Despite his aversion to driving, he took me to Boston College in our maroon Impala. I remember his horror at Boston traffic. This would not be something he would do regularly. It seemed we found my off campus housing in Newton Square, unloaded the car, hugged goodby and my parents were gone. If we went out to dinner that night I have no recollection. I had been raised to be independent.
My Freshman grades were mediocre. And I refused to take some test to get a deferment. In September I was back on campus and I got a induction letter. I wrote the Bristol Draft Board explaining that I was registered and had paid for the first semester of my Sophomore year. I got a deferment. Decades later one of my sisters informed me the deferment was probably was granted since Father talked to someone, not because I wrote a letter.
Fast forward to the end of the school year. Diane and I had become engaged. I returned to Bristol in May with wedding plans for July. Since I was only 20, I needed parental permission. One evening after dinner, Father announced that he wasn’t signing any papers, “I was too young to get married.” The next morning, I packed a suitcase and hitch hiked back to Boston. By July, Father had relented and we were married in late August. I asked him about his resistance. He responded, “I was worried” he said, “how were you going to pay for college and support a wife. I have nothing to give you.” “That’s OK,” I said, “you could make us some furniture.” Father had always done house repair carpentry. He had tools. Why not furniture making.
That Christmas, Father drove to Boston. He was alone. Mom had 4 daughters to care for. In the Impala was a pine Cobbler’s Bench coffee table and a round, fold up, dining room table — the top could roll back making a seat. He had taken my comment literally and began making furniture. These would be the first of his many wood working projects. Also squeezed into the car was a piece of green wall to wall carpet. He laid it out in the living-dining room, measured cuts, marked on the back, and cut. When he turned it over he went wild. His cuts hadn’t accounted for the rug being upside down. He was furious. Always double check measurements he reminded me.
In 1976, Diane and I took a five week trip to Great Britan. A house on Mulberry Street might be listed. I told my father to make an offer, we would buy it. When we returned he informed me that we had bought the house. Although there had been no settlement or money involved, he was already doing some interior painting. Problem was that Mom wasn’t talking to me. One of my sisters explained that she felt that they should have bought the house. I told my father to take it we could find something. He finally agreed but with the condition we move into the family apartment on Mill street. We did and a year later with baby Jenny bought a house in Yardley.

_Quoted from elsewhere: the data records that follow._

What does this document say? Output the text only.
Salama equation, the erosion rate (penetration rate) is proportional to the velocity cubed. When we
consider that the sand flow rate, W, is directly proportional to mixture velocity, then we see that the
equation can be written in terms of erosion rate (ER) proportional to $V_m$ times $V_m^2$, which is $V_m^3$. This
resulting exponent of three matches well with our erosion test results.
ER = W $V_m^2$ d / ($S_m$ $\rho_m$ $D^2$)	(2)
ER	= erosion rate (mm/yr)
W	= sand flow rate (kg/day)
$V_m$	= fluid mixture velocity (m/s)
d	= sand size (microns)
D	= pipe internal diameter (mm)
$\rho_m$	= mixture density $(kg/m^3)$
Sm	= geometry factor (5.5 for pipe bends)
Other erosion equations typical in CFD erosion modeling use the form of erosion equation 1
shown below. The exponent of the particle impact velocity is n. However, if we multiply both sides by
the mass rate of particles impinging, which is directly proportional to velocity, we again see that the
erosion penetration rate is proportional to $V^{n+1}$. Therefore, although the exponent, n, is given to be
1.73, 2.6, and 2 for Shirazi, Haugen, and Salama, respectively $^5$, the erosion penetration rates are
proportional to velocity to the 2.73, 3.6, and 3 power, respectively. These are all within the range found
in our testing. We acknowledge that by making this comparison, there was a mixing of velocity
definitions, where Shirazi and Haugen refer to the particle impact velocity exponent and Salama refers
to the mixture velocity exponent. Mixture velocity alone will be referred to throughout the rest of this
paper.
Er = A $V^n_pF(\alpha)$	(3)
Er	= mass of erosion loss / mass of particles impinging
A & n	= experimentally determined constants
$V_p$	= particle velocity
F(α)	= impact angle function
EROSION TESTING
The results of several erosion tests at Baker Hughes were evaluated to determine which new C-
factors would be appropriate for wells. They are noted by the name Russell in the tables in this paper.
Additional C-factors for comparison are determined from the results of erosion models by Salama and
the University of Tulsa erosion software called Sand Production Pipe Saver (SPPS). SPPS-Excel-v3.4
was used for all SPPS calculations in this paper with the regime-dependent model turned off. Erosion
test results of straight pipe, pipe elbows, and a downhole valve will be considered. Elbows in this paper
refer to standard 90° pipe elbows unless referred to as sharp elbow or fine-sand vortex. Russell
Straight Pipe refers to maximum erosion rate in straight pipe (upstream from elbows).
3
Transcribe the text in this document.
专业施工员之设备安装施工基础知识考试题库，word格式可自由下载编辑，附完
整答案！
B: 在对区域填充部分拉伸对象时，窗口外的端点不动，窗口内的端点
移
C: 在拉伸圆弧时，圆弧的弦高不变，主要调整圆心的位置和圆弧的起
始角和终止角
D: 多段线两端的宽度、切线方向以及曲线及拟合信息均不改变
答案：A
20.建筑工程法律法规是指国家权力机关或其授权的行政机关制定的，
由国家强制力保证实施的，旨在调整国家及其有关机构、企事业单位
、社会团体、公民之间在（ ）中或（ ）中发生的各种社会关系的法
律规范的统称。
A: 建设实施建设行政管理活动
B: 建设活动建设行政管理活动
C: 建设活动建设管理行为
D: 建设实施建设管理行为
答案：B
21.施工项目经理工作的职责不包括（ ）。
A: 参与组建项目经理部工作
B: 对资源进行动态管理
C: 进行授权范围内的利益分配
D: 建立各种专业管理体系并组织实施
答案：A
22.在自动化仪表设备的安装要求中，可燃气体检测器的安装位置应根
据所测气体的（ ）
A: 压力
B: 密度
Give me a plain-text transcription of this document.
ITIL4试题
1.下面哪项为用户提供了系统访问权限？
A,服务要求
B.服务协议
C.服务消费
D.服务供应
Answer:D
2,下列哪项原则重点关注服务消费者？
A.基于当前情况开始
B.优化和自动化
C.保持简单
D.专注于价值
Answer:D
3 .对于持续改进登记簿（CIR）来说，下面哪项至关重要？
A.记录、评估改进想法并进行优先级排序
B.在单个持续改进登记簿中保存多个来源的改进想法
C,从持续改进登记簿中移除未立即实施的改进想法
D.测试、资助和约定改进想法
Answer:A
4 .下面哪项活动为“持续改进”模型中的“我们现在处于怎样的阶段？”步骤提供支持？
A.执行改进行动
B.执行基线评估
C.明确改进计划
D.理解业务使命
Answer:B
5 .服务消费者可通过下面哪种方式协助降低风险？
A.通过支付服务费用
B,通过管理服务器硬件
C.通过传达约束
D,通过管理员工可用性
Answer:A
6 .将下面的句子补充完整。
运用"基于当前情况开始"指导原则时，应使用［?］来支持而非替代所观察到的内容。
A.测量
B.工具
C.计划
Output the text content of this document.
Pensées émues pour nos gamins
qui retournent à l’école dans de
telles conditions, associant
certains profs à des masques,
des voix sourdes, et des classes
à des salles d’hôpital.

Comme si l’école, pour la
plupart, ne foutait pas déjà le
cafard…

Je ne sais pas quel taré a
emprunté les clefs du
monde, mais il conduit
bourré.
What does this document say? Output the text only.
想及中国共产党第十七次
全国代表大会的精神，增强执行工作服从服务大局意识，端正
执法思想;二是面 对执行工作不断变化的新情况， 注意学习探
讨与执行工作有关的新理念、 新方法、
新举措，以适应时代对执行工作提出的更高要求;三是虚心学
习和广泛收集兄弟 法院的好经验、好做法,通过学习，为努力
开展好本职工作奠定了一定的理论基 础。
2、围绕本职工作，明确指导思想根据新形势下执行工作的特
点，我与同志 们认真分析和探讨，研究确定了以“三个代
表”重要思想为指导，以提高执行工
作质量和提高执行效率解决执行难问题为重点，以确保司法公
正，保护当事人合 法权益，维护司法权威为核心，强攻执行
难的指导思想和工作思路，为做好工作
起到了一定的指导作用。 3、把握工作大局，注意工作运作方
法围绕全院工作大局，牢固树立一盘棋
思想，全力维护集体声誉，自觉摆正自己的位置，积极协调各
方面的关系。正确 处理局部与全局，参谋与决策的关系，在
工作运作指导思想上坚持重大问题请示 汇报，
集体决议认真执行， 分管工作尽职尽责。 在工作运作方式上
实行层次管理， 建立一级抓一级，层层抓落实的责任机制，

Neither my father or his brothers were aggressive businessmen. By the 1970s, suburban shopping centers and malls had drained Main Street business. Thomas Profy and Sons GE appliances closed. I got father a job as head of the maintenance department at HGP. A decade or more later he retired from HGP. The school hosted a party for Father and Eddie Beyer, a long time bus driver. Although not a public speaker, Father agreed to say a few words.
He described how every morning he walked the halls unlocking classroom doors and turning on lights. “I was proud,” he said. “I turned on the light, making it possible for those talented, smart teachers to teach their students. I was contributing to their education.” So perfectly, Father.
In his last years after Mom’s death and his increasingly fragile memory, Father remained smiling, with a twinkle in his eye, a subtle joke, and hugs for his children and grandchildren.